Let the dipole moment of the magnet be $\overrightarrow{m}$, the dipole moment of the mirror magnet be ${\overrightarrow{m}}^{\prime}$. The energy associated with them is

$$\begin{array}{cc}\begin{array}{rl}W& =-\frac{{\mu}_{0}}{4\pi}\frac{3(\overrightarrow{m}\cdot \widehat{r})({\overrightarrow{m}}^{\prime}\cdot \widehat{r})-\overrightarrow{m}\cdot {\overrightarrow{m}}^{\prime}}{{r}^{3}}\\ & =-\frac{{\mu}_{0}}{4\pi}\frac{3{m}^{2}{cos}^{2}\vartheta -{m}^{2}cos(2\pi -2\vartheta )}{{r}^{3}}\\ & =-\frac{{\mu}_{0}}{4\pi}\frac{{m}^{2}}{2{r}^{3}}(3+cos2\vartheta )\end{array}& \end{array}$$ The force acting on the magnet is

$$F=-\nabla W=\frac{{\mu}_{0}}{4\pi}\frac{3{m}^{2}}{2{r}^{4}}(3+cos2\vartheta )$$The magnet will adopt an orientation that minimizes its energy, i.e. maximizes $cos2\vartheta $: $\vartheta =0$ or $\vartheta =\pi $. The magnet’s axis will be perpendicular to the superconducting surface.

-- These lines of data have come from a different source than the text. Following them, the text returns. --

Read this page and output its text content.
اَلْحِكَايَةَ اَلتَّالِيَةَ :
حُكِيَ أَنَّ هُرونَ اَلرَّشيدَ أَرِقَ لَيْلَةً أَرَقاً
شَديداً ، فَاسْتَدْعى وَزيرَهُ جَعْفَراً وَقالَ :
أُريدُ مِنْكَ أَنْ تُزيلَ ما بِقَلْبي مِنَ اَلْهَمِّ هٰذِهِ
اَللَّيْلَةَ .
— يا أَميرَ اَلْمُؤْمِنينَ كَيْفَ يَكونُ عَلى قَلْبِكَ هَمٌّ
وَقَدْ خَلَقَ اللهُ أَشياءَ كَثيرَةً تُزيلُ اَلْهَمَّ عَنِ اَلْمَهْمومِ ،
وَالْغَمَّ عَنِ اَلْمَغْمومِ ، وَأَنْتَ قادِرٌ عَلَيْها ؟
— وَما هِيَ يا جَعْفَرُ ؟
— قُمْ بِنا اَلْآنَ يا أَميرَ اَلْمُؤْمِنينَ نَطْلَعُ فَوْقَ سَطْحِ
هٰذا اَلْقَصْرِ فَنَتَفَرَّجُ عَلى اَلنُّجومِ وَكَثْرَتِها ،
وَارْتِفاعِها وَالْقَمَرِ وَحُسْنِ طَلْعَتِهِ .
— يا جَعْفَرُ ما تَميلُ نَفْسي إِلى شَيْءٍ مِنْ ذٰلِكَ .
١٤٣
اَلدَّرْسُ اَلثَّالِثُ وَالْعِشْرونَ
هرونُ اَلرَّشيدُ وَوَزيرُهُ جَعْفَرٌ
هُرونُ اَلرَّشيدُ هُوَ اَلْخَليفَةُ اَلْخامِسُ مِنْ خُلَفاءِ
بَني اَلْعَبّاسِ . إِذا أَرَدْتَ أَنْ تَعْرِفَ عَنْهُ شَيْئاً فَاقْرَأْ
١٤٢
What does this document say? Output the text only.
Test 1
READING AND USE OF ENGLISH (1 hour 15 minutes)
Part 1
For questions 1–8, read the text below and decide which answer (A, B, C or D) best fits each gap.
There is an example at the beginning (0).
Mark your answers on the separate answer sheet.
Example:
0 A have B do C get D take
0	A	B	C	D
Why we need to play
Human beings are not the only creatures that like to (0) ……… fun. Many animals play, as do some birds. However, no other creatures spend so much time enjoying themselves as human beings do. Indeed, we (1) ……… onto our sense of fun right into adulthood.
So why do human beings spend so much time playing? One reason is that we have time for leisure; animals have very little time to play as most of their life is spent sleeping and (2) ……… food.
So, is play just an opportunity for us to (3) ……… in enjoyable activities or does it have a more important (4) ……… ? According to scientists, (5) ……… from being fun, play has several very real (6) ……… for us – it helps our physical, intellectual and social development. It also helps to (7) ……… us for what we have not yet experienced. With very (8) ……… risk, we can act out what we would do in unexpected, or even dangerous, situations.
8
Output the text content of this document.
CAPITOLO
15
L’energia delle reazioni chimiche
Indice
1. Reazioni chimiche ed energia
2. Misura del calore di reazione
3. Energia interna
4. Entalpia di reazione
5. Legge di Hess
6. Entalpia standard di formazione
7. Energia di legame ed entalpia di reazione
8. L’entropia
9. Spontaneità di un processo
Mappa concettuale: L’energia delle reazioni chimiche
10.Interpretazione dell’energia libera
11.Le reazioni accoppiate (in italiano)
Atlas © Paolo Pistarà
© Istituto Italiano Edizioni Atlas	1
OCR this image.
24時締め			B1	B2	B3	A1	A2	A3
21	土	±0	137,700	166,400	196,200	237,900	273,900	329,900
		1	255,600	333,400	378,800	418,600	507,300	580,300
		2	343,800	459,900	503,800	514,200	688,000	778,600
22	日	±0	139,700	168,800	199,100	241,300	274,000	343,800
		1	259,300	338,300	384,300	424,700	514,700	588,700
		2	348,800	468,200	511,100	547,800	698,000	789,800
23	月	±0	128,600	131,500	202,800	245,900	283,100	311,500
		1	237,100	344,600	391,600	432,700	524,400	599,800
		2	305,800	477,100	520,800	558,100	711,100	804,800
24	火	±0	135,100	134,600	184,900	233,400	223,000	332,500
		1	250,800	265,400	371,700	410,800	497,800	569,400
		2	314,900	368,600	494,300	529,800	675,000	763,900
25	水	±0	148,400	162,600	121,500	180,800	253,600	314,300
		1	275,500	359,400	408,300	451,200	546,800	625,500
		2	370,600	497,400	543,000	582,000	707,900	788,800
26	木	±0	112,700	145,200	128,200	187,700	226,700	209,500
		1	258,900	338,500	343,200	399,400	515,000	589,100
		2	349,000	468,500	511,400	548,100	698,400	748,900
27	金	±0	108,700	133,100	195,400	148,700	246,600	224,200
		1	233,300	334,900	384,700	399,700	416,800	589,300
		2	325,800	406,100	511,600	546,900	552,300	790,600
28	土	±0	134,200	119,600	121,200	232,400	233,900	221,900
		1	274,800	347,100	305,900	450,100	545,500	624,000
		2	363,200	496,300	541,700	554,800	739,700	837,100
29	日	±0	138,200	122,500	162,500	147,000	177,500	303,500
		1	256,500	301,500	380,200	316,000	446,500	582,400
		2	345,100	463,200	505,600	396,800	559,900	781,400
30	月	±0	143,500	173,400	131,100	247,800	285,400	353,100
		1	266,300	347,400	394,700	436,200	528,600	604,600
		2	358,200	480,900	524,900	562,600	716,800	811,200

- One possible solution is to use the method of images. The image
charge distribution can be constructed in the following way:
take two parallel charged wires with linear charge densities
$+\lambda $, and
$-\lambda $. Let the distance
$s$ between the wires
tend to $0$ while
keeping the product $\lambda s={p}_{\ell}$
constant. It can be shown that when the field of this charge distribution (let
us call it a linear dipole) is superposed onto a homogeneous field, a
cylindrical equipotential surface is created (show that the resulting electric
field is perpendicular to the surface of a cylinder). The value of
${p}_{\ell}$
must be adjusted so that we get a cylindrical equipotential of radius
$R$.
It is a legitimate question to ask: how do we come to the conclusion that the mirror charge distribution must be a linear dipole? We saw on the lecture that a dielectric of any shape can be imagined as two superposed homogeneous charge distributions, one positive and the other negative. When there is no external field, they cancel out, but when a field is applied, they separate by a very small distance.

If we are concerned only about electrostatics, a dielectric of ${\epsilon}_{r}\to \infty $ can be considered equivalent to a conductor. This may suggest that taking two oppositely charged solid cylinders, slightly separated in a direction perpendicular to their axis, will give the correct mirror charge distribution. According to Gauß’ law, outside the cylinder the field of this configuration is the same as the field of a linear dipole.

The final result is:

$$\mathrm{\text{potential:}}\phantom{\rule{2em}{0ex}}V={\overrightarrow{E}}_{0}\cdot \overrightarrow{r}({R}^{2}\u2215{r}^{2}-1),$$$$\mathrm{\text{surfacecharge:}}\phantom{\rule{2em}{0ex}}\sigma ={E}_{0}{\epsilon}_{0}cos\vartheta ,$$where $\vartheta $ is the angle measured from the direction of $\overrightarrow{{E}_{0}}$ along the cylinder’s perimeter.